Silk tassel is a captivating evergreen “arborescent shrub”, which means it can get so large it may as well be a small tree! Its leathery leaves are dark green on top and pale and wooly on the bottom, bringing an attractive texture to your habitat garden. But it’s the unique blooms that gardeners covet. Starting as early as December, long silvery catkins spill plentifully from its branches and persist until spring. This species is diecious, meaning each plant will have either male or female reproductive organs, rather than both on the same plant; with males having slightly longer and more spectacular tassels, while female catkins mature into grape-like clusters of fruits that attract and support backyard birds.
- Plant type/canopy layer: evergreen, perennial, large shrub or small tree
- Size at maturity: 5-20' tall, 8-16' wide
- Light requirements: full sun to part shade
- Moisture requirements: moist to dry soil, may require infrequent summer water
- Bloom time: Jan - April
- Growth rate/ease: medium growth rate, easy to grow
- Wildlife support: female fruits attract and feed birds; overall plant provides refuge to birds
- Native habitat/range: typically found within specific habitats such a sea cliffs, dunes and foothills, hidden among the chaparral, scrub and oak woodlands in the Coast Range and near the Pacific Ocean from southwest Oregon to southern California. Portland Plant List - no.

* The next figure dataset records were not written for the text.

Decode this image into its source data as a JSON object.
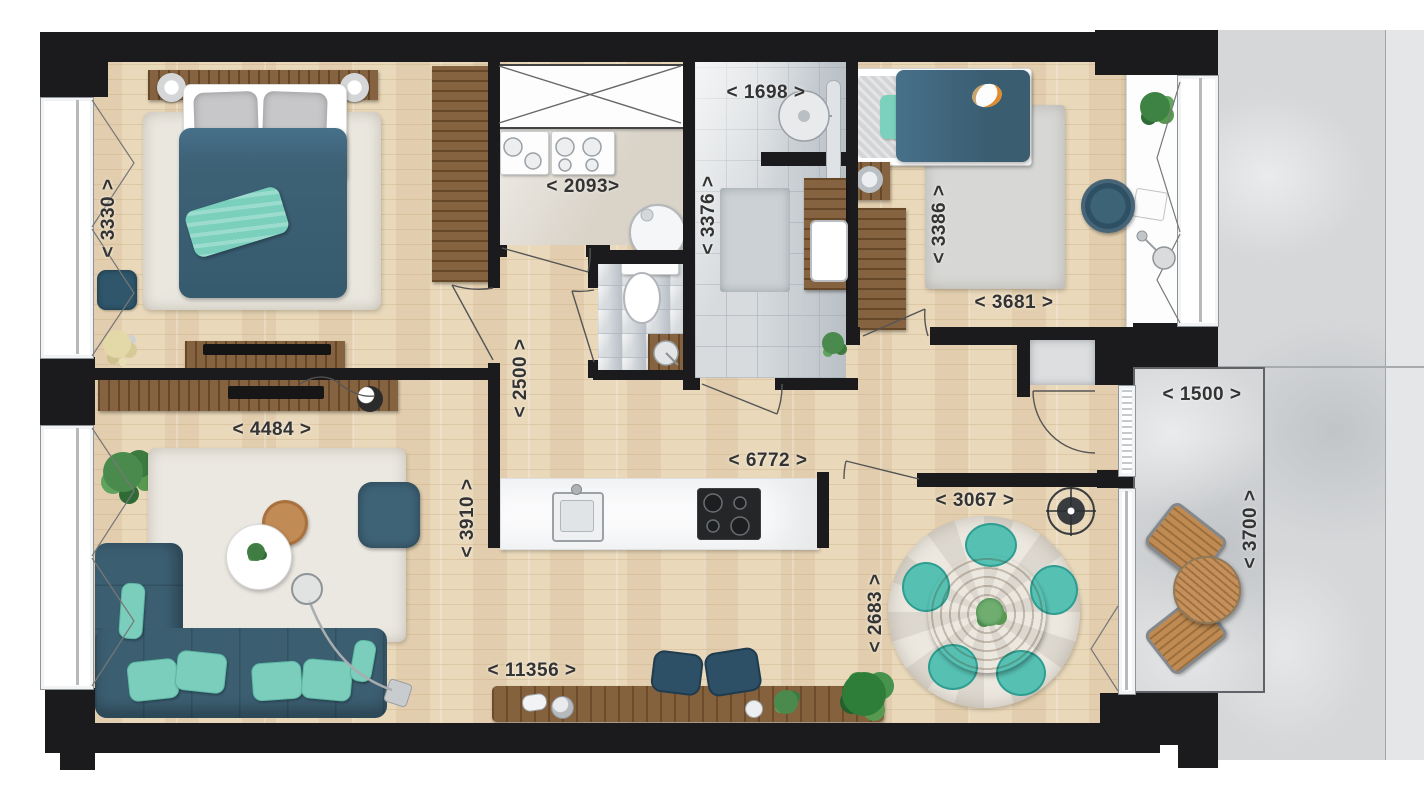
{
  "plan": {
    "type": "apartment-floor-plan",
    "dimensions_unit": "mm",
    "dims": {
      "d3330": {
        "text": "< 3330 >",
        "mm": 3330,
        "area": "bedroom-1-depth"
      },
      "d1698": {
        "text": "< 1698 >",
        "mm": 1698,
        "area": "bathroom-width"
      },
      "d2093": {
        "text": "< 2093>",
        "mm": 2093,
        "area": "utility-width"
      },
      "d3376": {
        "text": "< 3376 >",
        "mm": 3376,
        "area": "bathroom-depth"
      },
      "d3386": {
        "text": "< 3386 >",
        "mm": 3386,
        "area": "bedroom-2-depth"
      },
      "d3681": {
        "text": "< 3681 >",
        "mm": 3681,
        "area": "bedroom-2-width"
      },
      "d2500": {
        "text": "< 2500 >",
        "mm": 2500,
        "area": "hall-width"
      },
      "d4484": {
        "text": "< 4484 >",
        "mm": 4484,
        "area": "living-room-width"
      },
      "d6772": {
        "text": "< 6772 >",
        "mm": 6772,
        "area": "corridor-length"
      },
      "d3910": {
        "text": "< 3910 >",
        "mm": 3910,
        "area": "living-room-depth"
      },
      "d1500": {
        "text": "< 1500 >",
        "mm": 1500,
        "area": "balcony-width"
      },
      "d3700": {
        "text": "< 3700 >",
        "mm": 3700,
        "area": "balcony-depth"
      },
      "d3067": {
        "text": "< 3067 >",
        "mm": 3067,
        "area": "dining-width"
      },
      "d2683": {
        "text": "< 2683 >",
        "mm": 2683,
        "area": "dining-depth"
      },
      "d11356": {
        "text": "< 11356 >",
        "mm": 11356,
        "area": "apartment-total-width"
      }
    },
    "palette": {
      "wall": "#1b1b1d",
      "wood_floor": "#e9d8ba",
      "furniture_wood": "#7d5731",
      "teal_upholstery": "#3d6175",
      "mint_accent": "#7bcebb",
      "tile": "#d3d7da",
      "concrete": "#d5d7d9"
    }
  }
}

- Special features & uses: deer resistant, landscape uses include woodland garden, erosion control, habitat hedgerow and visibility screen or windbreak
Gardening with Coast Silk Tassel: Try silk tassel as part of a screen, habitat hedgerow or simply to add some winter enchantment to your garden. Evergreen shrubs can be tough to come by in the native plant pallet - so it’s relatively effortless to find a great place for one as versatile as silk tassel. It will be the happiest in full sun, but can be planted in partial to mostly shady areas as well, and it's not fussy about soil type, as long as it's well-drained. In shadier spots, it can be moderately drought tolerant, but will thrive if watered infrequently but deeply during the summer drought (i.e. every couple of weeks). Its tough leaves tolerate salt spray and are deer resistant. Avoid planting in frost-prone or very cold sites. If you need to prune it, do so immediately after it finishes flowering.